Underlying the discussion is an unspoken belief that one way or another we (in rich countries) will be able to adapt in a way that broadly preserves our way of life because global warming will change things slowly, predictably and manageably. Wealthy countries can easily afford to build flood defences to shield roads and shopping centres from storm surges, and we can ‘climate proof’ homes against the effects of frequent heatwaves. Yet if our belief in our ability to stabilise the Earth’s climate is misconceived then so is our belief in our ability to adapt easily to climate change. If instead of a smooth transition to a new, albeit less pleasant, climate warming sets off a runaway process, adaptation will be a never-ending labour.The adaptation trap finds voice in those sceptics and delayers such as Roger Pielke Jr and Bjorn Lomborg, who insist that it is cheaper and more effective to adapt to global warming than to fight it. Pielke calls for “rejecting bad policy arguments when offered in the way of substitutes for adaptation, like the tired old view that today’s disaster losses are somehow a justification for changes to energy policies”.
Events such as New Orleans after cyclone Katrina should disavow the notion that adaptation (rebuilding the city) is more economical that mitigation (strengthening the storm defences before the event). And it won’t take too long to figure out that building a new energy system is cheaper than constantly rebuilding lives and buildings and infrastructure and agriculture when “1-in-a-100 year” extreme heatwaves, droughts, fires, floods and cyclones become regular events on the hotter planet calendar.

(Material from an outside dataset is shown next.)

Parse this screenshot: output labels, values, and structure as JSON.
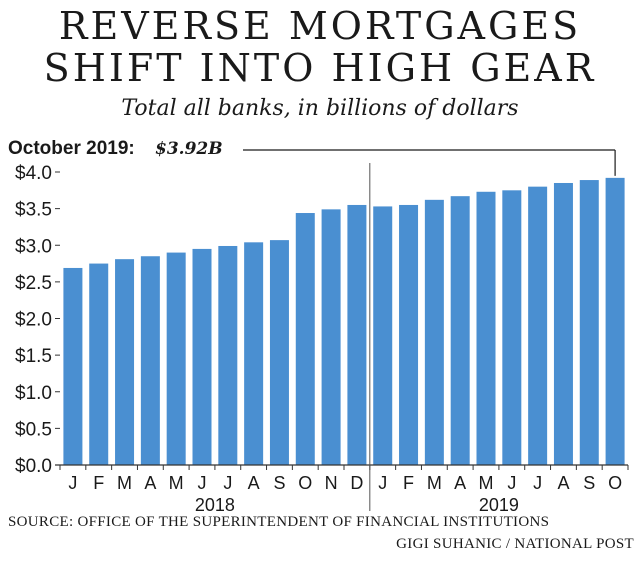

It is clear that our collective survival depends on the most radical mitigation effort we can imagine. Climate change is already dangerous, it is no longer a future-tense proposition. The hour is late. James Hansen, in a new paper, says that “...goals of limiting human-made warming to 2C and CO2 to 450 ppm are prescriptions for disaster.” At just 0.8C warming so far, he says we have little or no “cushion” left to avoid dangerous climate change.
Restoring a safe climate means the world very quickly building a zero-emissions economy without fossil fuels, and reducing the current level of greenhouse gases. It is a vast undertaking akin to a post-war reconstruction, but we have the technologies and the economic capacity. What we presently lack is an honest conversation about where we are headed, and the political will to build the solutions that are already available to us.
Our time is better spent working out how to make the impossible happen, rather than living the delusion that reasonable adaptation is possible to a 4-degree warmer world.